Une manifestation réunissant un millier de personnes a eu lieu à Bassora au cours de laquelle l’Union Jack a été brûlé. Les manifestants ont scandé des slogans exigeant que les soldats britanniques soient traduits en justice. Deux des victimes des exactions envisagent d’ailleurs de déposer une plainte contre le gouvernement. Mais la vraie question est peut-être ailleurs : combien de vocations de kamikaze la diffusion de telles images va-t-elle susciter ? Iqbal Sacrani, le secrétaire général du Conseil des musulmans de Grande-Bretagne, ne cache pas son inquiétude : « Pareils incidents nous causent un tort considérable et mettent en danger la vie de nos soldats. »
Reste que l’opinion arabe, sans doute obnubilée par l’affaire des caricatures du Prophète, a réagi aux révélations du News of The World avec une indifférence difficilement compréhensible. « Chez nous, raconte un étudiant maghrébin passablement désabusé, les passages à tabac dans les commissariats et les casernes sont monnaie courante, on n’y fait plus attention.
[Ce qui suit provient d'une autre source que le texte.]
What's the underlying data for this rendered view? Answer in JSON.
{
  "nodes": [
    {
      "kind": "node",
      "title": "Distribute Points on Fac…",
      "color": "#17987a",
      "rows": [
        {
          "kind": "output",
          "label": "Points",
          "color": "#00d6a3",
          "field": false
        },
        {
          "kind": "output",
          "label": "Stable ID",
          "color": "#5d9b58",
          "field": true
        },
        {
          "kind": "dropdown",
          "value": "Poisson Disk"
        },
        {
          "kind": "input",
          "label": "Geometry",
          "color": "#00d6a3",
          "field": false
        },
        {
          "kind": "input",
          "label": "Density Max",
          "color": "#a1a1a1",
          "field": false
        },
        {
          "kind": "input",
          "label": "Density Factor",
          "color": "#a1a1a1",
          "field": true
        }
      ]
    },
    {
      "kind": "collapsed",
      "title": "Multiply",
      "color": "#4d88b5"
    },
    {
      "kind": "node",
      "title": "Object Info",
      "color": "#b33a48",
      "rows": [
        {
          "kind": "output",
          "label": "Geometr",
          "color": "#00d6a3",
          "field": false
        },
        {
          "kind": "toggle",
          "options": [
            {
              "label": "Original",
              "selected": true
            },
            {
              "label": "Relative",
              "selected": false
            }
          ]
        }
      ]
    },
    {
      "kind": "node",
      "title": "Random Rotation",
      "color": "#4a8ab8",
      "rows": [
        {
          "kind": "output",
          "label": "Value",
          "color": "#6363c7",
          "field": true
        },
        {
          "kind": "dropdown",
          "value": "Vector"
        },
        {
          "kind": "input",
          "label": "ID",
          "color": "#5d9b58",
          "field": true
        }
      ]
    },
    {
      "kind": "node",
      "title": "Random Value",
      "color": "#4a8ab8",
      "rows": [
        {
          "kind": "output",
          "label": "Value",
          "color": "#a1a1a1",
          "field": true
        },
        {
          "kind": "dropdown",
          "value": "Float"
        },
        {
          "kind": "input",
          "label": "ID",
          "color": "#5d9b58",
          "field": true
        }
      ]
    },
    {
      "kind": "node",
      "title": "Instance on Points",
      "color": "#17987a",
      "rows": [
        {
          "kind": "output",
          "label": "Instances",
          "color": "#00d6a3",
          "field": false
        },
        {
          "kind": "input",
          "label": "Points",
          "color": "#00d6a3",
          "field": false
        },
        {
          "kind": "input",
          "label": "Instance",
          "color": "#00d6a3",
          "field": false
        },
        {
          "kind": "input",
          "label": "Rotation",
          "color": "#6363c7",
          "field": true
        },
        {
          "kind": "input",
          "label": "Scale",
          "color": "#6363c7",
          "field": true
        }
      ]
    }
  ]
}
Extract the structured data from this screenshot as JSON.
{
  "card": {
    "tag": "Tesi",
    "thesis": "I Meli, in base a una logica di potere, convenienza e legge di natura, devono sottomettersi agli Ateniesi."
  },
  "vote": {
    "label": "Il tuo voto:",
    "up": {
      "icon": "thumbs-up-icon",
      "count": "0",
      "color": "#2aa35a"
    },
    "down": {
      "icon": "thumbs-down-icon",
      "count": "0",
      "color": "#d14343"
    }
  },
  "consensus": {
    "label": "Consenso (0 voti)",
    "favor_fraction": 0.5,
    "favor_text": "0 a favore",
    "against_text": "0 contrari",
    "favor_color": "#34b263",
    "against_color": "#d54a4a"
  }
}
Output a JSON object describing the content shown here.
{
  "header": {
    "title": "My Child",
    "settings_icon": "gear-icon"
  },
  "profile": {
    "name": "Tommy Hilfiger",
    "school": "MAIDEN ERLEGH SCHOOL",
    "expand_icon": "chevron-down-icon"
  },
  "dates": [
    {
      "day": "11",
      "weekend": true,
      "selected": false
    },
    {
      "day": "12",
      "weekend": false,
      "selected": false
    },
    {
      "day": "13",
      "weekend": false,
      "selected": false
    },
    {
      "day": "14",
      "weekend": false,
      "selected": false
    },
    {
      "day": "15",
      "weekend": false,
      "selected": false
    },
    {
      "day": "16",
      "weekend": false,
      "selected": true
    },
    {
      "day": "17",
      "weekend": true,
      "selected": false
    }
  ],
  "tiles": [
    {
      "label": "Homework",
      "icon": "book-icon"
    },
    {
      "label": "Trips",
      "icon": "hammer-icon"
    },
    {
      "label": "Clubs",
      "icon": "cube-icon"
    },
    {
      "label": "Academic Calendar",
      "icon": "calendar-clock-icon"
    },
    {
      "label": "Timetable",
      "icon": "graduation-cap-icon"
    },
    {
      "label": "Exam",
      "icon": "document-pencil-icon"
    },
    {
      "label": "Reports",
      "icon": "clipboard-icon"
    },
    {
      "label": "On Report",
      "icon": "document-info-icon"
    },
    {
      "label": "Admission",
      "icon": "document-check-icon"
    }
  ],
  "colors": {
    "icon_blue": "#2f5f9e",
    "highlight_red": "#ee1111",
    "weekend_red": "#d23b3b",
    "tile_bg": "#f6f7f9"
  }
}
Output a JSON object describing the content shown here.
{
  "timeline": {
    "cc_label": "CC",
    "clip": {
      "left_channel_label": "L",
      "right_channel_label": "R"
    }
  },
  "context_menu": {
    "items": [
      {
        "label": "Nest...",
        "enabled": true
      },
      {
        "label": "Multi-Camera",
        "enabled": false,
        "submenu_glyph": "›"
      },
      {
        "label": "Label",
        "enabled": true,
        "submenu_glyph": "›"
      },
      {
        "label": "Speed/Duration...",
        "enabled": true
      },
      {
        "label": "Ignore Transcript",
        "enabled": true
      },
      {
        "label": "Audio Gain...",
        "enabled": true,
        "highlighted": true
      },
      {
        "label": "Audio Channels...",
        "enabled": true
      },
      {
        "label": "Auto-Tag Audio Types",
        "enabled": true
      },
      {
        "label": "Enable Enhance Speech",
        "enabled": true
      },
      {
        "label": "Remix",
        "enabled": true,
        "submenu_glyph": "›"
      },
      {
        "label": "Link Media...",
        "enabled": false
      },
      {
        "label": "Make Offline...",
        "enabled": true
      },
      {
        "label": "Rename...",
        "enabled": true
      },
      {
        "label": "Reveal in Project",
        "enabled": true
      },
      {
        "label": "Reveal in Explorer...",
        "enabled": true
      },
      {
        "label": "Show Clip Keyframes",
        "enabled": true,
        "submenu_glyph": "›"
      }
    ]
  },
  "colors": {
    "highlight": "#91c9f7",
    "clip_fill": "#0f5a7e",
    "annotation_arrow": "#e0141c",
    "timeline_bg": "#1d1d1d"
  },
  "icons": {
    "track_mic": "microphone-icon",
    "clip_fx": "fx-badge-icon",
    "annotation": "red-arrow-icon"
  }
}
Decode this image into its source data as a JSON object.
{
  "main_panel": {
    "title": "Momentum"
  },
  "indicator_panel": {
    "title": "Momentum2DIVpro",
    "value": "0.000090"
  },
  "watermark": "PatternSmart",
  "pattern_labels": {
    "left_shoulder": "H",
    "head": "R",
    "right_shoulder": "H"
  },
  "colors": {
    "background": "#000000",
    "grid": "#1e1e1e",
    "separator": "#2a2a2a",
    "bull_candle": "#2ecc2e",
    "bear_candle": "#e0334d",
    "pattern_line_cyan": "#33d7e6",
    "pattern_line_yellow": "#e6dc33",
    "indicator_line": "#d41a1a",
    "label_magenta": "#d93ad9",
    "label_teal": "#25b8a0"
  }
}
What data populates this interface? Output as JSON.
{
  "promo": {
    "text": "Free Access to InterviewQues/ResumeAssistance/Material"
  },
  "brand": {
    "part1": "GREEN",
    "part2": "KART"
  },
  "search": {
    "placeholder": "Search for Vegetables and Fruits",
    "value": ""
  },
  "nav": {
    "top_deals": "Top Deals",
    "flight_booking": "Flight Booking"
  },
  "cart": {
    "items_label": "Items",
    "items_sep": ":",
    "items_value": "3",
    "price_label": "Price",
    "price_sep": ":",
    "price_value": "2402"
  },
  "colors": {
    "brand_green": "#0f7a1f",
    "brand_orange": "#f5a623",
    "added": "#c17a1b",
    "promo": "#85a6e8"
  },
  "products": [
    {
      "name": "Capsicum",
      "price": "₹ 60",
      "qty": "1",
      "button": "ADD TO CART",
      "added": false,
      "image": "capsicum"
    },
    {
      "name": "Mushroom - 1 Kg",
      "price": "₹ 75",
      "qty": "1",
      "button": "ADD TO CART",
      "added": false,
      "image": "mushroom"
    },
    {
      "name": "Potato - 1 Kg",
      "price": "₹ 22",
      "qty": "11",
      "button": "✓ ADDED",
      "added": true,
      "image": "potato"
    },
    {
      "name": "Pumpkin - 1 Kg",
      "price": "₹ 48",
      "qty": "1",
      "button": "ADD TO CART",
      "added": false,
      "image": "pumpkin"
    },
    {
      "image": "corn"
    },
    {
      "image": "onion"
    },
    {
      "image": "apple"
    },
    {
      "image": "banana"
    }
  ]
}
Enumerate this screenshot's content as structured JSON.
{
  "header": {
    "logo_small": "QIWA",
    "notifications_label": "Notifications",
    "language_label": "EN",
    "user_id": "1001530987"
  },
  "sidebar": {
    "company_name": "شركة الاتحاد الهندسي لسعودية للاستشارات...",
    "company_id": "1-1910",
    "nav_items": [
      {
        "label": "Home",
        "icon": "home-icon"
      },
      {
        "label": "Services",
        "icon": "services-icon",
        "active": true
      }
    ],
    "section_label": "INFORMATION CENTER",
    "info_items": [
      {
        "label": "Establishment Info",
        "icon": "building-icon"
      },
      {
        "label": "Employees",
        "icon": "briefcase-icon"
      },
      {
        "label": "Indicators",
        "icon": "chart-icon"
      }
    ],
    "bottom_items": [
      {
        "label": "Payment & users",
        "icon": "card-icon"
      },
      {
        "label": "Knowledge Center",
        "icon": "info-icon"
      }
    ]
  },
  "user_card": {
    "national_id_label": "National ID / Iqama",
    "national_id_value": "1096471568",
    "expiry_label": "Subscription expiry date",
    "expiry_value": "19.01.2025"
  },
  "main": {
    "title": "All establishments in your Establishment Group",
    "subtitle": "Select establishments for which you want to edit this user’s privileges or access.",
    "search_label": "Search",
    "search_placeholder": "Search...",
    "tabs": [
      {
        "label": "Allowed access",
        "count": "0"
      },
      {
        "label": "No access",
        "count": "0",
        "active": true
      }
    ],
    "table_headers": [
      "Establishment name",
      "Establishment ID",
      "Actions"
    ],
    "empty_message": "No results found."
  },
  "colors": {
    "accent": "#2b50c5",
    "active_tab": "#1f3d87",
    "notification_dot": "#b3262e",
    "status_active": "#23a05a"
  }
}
Et puis, après Abou Ghraib, plus rien ne nous étonne de la part de la Coalition. » Hormis la diffusion en boucle de la bande-vidéo par Al-Jazira et par Al-Arabiya, sa petite sur saoudienne, la presse du Golfe est restée à peu près muette. Quant aux gouvernants, ils se sont abstenus de tout commentaire. Comme si, à force de recevoir des coups, les musulmans devenaient moins sensibles à la douleur. Sinon à l’humiliation.